The problem with having such tunnel vision is you’re often too narrowly-focused to see what else may be out there, since it may not align itself with your current mindset. For me, that meant passing-up new opportunities simply because they didn’t “fit” with the existing plan I had in my head, and which I was blindly working towards at the exclusion of everything else. For example, at school I decided I didn’t need to study computers. Why? Well, I was going to be a photographer, right? So what possible use would computers have to a photographer??? Yeah, more fool me…
Betting The (Business) Farm On An Edsel
I would have liked to have put that down to the impetuousness of youth, but I’ve continued to bet on more than a few Edsels since those days.
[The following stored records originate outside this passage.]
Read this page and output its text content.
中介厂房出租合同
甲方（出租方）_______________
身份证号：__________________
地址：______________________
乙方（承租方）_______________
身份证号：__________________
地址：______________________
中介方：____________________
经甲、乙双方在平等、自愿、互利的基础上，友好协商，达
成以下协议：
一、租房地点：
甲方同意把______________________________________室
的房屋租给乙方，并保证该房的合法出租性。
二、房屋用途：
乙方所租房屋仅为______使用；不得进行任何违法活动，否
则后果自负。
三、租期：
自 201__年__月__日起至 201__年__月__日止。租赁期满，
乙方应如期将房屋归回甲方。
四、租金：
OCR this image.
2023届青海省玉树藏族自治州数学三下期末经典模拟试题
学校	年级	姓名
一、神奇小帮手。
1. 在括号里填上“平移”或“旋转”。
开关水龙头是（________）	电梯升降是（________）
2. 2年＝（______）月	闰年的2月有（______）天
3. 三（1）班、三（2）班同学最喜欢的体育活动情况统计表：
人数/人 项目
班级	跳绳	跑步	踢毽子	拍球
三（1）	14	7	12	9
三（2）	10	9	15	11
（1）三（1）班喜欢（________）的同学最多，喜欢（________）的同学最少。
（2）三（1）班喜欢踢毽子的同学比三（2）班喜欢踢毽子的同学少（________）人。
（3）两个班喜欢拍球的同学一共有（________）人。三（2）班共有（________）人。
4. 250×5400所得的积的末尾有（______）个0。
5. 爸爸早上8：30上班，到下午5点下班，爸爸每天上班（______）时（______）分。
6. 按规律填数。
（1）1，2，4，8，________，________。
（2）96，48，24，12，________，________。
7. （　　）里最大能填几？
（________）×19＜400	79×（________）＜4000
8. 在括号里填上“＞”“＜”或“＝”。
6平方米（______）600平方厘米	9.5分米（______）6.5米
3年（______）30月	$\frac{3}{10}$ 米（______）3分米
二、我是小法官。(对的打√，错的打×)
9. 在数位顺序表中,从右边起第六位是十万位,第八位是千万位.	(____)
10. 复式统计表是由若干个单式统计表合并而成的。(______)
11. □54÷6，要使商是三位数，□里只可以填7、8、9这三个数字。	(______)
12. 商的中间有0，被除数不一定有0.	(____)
For example I couldn’t see the point of Facebook for a long time (even though I did get into Twitter pretty early), as I had falsely assumed that Facebook couldn't help businesses with their marketing unless they were customer-facing (B2C) businesses. I finally succumbed in April 2009 – and have had my nose well and truly rubbed in it on a regular basis ever since.
When Apple first announced the iPad I didn’t see the point of the thing. There didn’t seem to be anything it could do that couldn’t already be done with an iPhone or iPod Touch. 300 million sales later, I’m clearly in the minority.
The moral of the story? Things change. Marketing changes. Your business changes. Get used to it.
Yes it’s important to have clear goals in your business for sales, marketing, communications, and all the rest. But it’s also crucial to accept that just around the corner there could be something that could dramatically alter the trajectory of your business. Positively, as well as negatively.
Business Change Evolution Should Track Customer Evolution
The world is full of crumbling companies, as well as entire industries, that bet on things always staying the same. The record industry never imagined that a computer company would up-end their business and change it forever, yet that’s exactly what Apple did in less than a decade. Kodak based their business on the assumption that people would always buy or rent films as physical media. Blockbuster based their business on the assumption that people would always buy or rent films as physical media, even while they saw the tide turning in front of their eyes.
During a waning economy, either at a micro level (your business) or a macro one (the entire industry), business change is often the only thing you’ve got left. The only thing that’s going to change the situation is changing the situation, but most people find that too difficult. They’re too set in their ways in maintaining the status quo.
If you’re not happy with the way things are going, what fundamental, radical, extra-ordinary changes are you prepared to make to your business to remedy the situation? Such changes are not just advisable; they’re increasingly mandatory in order to maintain relevance and differentiation in the minds of your customers.
Change is inevitable – unless it's from a vending machine.